Shyamalan’s shared universe has finally come together a la the “Avengers” films, and we can’t help but wonder what’s next, if anything, for this surprising little franchise. After all, the pop culture landscape is littered with these types of series at this point — and franchises never truly die. “Avengers: Endgame” might be about to end the story of the first eleven years of the MCU, but we already know the MCU will continue on afterwards. That’s just how these things go.

So you might be wondering, then, if “Glass” follows in the footsteps of “Split” and all those Marvel movies by including some kind of tease for a follow-up movie during or after the end credits. Because surely this series can’t end here, right?

So, does “Glass” have a post-credits scene?

The answer, for better or worse, is no. Once the credits roll at the end of “Glass,” the movie is fully over.
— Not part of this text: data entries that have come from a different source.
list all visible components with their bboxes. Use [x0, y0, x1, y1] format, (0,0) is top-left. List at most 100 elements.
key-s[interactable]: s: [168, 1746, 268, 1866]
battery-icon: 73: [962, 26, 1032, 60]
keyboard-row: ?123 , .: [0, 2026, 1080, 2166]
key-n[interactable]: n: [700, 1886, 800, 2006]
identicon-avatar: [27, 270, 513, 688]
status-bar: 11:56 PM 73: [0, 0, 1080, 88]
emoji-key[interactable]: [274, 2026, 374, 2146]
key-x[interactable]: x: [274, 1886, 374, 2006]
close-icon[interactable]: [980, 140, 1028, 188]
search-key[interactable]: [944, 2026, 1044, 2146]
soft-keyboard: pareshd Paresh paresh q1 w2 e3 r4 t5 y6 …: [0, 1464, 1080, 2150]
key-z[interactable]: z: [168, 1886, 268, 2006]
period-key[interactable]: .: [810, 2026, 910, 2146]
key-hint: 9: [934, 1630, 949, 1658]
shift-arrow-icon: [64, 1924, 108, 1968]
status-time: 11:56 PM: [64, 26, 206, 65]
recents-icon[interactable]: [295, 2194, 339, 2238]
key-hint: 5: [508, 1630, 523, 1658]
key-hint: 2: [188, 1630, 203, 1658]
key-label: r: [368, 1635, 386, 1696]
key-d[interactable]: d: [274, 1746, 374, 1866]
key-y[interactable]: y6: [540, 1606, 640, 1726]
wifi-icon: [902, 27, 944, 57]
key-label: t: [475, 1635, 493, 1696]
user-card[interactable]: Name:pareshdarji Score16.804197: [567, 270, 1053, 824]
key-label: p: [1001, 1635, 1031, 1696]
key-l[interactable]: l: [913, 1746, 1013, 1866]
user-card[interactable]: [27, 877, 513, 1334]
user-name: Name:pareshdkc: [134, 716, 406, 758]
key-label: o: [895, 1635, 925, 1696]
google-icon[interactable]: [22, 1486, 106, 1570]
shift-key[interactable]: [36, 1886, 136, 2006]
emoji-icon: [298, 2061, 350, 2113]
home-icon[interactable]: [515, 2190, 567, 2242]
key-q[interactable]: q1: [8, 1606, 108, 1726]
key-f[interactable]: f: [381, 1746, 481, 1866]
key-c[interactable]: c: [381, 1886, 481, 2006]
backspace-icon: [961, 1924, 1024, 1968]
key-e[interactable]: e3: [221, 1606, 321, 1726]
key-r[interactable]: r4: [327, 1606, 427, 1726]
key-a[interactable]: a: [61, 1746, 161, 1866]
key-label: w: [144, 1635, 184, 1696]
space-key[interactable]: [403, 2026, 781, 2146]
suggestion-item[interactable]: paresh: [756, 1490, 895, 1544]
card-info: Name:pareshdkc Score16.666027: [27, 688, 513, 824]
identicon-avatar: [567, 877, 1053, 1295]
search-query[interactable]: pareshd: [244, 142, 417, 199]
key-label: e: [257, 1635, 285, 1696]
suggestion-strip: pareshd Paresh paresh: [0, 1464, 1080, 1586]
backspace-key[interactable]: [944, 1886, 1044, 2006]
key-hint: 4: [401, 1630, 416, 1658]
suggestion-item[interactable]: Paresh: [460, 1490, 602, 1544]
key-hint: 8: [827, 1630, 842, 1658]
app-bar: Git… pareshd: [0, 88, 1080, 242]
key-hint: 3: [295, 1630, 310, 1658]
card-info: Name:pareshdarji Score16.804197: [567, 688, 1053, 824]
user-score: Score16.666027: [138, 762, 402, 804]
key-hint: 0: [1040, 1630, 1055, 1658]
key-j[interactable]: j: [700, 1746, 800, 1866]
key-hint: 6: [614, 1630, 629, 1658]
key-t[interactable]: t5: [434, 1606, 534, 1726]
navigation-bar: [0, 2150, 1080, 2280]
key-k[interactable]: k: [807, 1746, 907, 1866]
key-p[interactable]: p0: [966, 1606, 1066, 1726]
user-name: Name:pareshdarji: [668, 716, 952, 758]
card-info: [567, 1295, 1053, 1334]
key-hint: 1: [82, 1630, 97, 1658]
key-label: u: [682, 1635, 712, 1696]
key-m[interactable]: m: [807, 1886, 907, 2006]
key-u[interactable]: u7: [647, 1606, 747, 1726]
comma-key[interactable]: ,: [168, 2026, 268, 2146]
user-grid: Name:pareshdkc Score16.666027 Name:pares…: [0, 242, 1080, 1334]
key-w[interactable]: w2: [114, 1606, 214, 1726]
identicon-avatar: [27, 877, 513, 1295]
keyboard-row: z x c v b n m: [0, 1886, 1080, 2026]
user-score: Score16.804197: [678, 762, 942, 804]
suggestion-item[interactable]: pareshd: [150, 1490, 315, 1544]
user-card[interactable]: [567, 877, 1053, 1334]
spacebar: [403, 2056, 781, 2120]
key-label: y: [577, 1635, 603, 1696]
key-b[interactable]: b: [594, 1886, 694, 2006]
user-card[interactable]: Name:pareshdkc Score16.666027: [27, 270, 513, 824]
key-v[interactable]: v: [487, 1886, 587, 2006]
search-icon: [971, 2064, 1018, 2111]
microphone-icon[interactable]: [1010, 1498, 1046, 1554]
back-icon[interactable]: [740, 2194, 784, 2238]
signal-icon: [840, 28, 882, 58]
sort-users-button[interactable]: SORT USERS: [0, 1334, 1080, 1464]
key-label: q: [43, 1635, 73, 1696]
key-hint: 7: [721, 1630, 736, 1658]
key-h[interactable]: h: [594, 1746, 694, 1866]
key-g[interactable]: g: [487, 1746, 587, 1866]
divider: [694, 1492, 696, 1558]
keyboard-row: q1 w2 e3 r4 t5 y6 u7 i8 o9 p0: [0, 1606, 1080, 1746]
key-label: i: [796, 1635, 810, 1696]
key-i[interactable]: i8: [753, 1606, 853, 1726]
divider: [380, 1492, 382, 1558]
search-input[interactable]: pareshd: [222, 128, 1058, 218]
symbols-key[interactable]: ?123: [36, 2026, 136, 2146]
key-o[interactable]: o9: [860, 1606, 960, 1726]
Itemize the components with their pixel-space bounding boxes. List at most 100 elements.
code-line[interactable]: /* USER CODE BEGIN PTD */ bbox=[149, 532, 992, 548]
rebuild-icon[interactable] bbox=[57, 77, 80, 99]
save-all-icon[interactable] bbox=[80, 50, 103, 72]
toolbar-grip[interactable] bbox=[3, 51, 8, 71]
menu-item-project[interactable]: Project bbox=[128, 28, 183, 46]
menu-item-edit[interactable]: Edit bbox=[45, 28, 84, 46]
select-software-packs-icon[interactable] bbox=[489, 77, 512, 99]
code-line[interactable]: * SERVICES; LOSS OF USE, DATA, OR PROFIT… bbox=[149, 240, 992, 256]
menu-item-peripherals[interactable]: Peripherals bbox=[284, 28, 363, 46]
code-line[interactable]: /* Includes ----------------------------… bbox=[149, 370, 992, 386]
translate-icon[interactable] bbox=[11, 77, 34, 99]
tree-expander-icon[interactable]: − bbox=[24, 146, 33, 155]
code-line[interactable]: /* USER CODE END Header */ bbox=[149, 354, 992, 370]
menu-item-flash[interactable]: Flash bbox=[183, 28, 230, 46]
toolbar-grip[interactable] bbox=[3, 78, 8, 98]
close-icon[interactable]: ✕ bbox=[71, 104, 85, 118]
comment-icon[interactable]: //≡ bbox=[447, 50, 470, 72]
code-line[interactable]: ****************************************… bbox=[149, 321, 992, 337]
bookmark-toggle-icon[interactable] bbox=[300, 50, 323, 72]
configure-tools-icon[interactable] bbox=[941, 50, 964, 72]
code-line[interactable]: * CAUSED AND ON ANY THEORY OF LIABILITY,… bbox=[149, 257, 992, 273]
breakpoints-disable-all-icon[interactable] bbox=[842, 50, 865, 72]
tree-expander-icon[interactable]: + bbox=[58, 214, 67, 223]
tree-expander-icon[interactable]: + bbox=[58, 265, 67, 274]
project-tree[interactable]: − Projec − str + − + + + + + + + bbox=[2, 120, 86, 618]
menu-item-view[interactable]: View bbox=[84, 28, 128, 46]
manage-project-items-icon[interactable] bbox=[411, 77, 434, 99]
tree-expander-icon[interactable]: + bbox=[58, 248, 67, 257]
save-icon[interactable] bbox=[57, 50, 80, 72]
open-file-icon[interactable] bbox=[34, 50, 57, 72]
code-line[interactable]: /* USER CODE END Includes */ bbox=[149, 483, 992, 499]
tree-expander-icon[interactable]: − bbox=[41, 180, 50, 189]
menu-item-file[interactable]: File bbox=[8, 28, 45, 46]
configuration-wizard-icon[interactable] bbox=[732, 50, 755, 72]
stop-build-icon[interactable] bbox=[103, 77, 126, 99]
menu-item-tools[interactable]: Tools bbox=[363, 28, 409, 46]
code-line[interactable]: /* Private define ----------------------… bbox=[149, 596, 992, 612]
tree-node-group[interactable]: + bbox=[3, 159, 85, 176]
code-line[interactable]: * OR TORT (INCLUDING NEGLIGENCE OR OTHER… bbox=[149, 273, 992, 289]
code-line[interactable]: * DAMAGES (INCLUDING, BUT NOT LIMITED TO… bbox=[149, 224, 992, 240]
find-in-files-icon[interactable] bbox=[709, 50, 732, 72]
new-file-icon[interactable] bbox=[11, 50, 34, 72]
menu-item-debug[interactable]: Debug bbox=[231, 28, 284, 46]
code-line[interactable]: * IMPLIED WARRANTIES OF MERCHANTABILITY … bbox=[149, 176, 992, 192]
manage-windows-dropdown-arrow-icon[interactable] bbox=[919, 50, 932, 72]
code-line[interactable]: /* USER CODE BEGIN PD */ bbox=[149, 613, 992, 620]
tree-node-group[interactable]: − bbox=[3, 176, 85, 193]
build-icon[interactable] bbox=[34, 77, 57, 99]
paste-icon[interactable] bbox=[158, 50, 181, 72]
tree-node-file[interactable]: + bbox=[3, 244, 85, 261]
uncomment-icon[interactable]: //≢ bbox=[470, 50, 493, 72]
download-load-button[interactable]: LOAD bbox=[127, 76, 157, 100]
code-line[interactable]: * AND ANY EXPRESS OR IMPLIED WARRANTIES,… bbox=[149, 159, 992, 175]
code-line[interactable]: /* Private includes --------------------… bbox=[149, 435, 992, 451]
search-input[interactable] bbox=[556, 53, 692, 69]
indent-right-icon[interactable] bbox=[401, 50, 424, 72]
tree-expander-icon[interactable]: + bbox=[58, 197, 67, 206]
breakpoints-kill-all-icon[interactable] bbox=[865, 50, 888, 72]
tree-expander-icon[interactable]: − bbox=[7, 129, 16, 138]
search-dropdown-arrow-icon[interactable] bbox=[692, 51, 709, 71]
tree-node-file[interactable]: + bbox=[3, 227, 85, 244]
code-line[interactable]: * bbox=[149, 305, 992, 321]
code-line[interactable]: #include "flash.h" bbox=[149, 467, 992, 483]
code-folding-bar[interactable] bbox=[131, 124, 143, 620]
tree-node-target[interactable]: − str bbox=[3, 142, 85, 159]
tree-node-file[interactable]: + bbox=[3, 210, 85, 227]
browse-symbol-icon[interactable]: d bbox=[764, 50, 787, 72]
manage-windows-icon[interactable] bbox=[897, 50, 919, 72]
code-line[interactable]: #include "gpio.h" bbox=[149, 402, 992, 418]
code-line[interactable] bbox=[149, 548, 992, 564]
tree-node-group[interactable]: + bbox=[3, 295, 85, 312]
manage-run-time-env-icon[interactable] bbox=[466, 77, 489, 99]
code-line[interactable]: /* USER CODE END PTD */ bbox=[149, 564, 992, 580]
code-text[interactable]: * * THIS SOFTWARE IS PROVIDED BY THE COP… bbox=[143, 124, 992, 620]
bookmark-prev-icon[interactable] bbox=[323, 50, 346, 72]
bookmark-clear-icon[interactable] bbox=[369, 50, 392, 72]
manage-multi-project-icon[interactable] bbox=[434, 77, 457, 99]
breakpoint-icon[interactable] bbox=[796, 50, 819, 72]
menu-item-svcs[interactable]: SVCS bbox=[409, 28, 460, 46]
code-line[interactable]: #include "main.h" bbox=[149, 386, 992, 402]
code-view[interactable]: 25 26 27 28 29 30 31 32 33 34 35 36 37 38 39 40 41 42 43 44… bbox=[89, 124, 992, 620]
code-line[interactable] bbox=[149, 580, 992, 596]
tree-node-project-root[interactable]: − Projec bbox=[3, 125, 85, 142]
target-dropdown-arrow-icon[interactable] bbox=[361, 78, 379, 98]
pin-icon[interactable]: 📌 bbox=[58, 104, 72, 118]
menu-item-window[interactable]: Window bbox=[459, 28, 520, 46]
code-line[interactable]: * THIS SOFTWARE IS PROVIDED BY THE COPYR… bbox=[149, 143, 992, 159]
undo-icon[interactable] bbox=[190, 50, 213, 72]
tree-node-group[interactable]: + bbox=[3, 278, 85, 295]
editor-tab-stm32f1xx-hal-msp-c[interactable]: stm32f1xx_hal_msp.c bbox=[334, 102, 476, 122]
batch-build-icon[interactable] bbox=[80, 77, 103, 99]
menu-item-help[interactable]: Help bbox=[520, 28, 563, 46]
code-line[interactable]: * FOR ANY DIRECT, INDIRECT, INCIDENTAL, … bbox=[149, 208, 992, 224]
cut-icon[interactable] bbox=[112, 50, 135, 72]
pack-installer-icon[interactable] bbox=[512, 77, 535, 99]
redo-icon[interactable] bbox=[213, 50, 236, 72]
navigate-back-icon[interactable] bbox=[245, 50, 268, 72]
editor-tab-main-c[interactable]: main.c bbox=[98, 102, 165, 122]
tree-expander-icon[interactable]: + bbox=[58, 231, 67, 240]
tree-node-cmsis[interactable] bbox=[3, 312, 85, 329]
Shyamalan is telling press that he has no plans for another one of these movies — with the caveat that he could change his mind any any time. And the movie reflects that idea by not teasing more movies with a post-credits scene, but still leaving the door open for a continuation.

That said, it’s always good to stick around through the credits in appreciation for the many, many people who helped bring whatever you just watched to life. But if you need to get out of the theater quickly for whatever reason after watching “Glass,” you can do so knowing you aren’t missing any extra content after the credits.